This Meme Text Generator Uses AI To Create Memes That Don't Exist

AI meme generator

The internet is just full of memes. Humans made them, and this AI is trying to to that too.

Meme is literally an idea, behavior, or style that spreads by means of imitation from person to person within a culture and often carries symbolic meaning referring to a particular phenomenon or theme.

In other words, meme is simply an 'art' of imitating. And AI is already known to excel in imitating and automation, so in theory, the two should come along together pretty nicely.

Because of this, the developers at Imgflip created what they call a 'This Meme Does Not Exist' (imgflip.com/ai-meme).

Powered by AI, the tool is a meme generator with deep artificial network as its brain, capable of creating nonsensical nature of memes, but within the borderlines of human understanding, with results that can be bizarre and brilliant at the same time.

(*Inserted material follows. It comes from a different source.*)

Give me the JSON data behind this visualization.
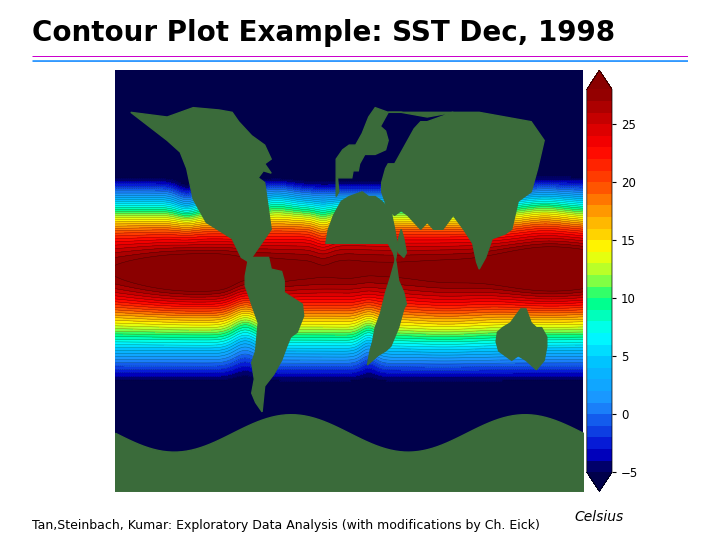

Its naming scheme follows the reference of others products, including 'This Person Does Not Exist', which also uses AI to create new images of faces that don't exist.

In a Medium blog post, Imgflip founder Dylan Wenzlau said that the AI was trained using ~100 million public meme captions by users of the Imgflip Meme Generator.

To speed up training and reduce complexity of the model, the team used only the top 48 most popular memes and 20,000 captions per meme, totaling to 960,000 captions for training data.

However, because Imgflip was trying to build a generational model, the AI can be trained with one training example per character in the caption. This made the number of training data jumped to around 45,000,000.

Using Keras and Tensorflow, the team restructured the text accordingly, with each of the training transformed into an array of integers by replacing each character with its corresponding index from the array of ~70 unique characters found in the data.

After randomizing the training data and splitting it into training and validation sets, the team uses a convolutional network because it's simpler and faster to train that when using Generative Adversarial Networks (GANs).

Having finished with the model design, the team started training the AI.

"This is where you just sit and watch the magic number go up over a period of many hours…," said Wenzlau.

Some of the memes generated by the AI-powered This Meme Does Not Exist
Some of the memes generated by the AI-powered This Meme Does Not Exist. (Credit: Imgflip)

The next time consuming part, is to make the model capable of outputting a full meme caption from scratch.

In theory, the way would be initiating a string to whichever meme the team wanted to generate the text for, and then calling the model to predict once for each character until the model outputs the end-of-box-text character.

After testing different approaches for choosing the next character given the model’s output of 70 probabilities, the team decided to give each character a probability of being chosen equal to the score the model gave it, but only if the score is above a certain threshold (≥ 10% of the highest score works well for this model).

What this means, multiple characters can be chosen, but bias is given to higher scored characters. This method succeeded in adding variety, but longer phrases sometimes lacked cohesion.

On the project's GitHub page, interested developers and enthusiasts can view all the code including utility functions and a sample training data file.

Imgflip is already known for its Meme Generator, where users can create pieces of art using popular templates.

With more than 100 million images made using the tool, Imgflip is sitting on a huge trove of data to work this this AI.

The AI here was trained solely using the public images generated by Meme Generator.

"Beware, no profanity filtering was done on the training data so you may encounter vulgarity," says This Meme Does Not Exist's website.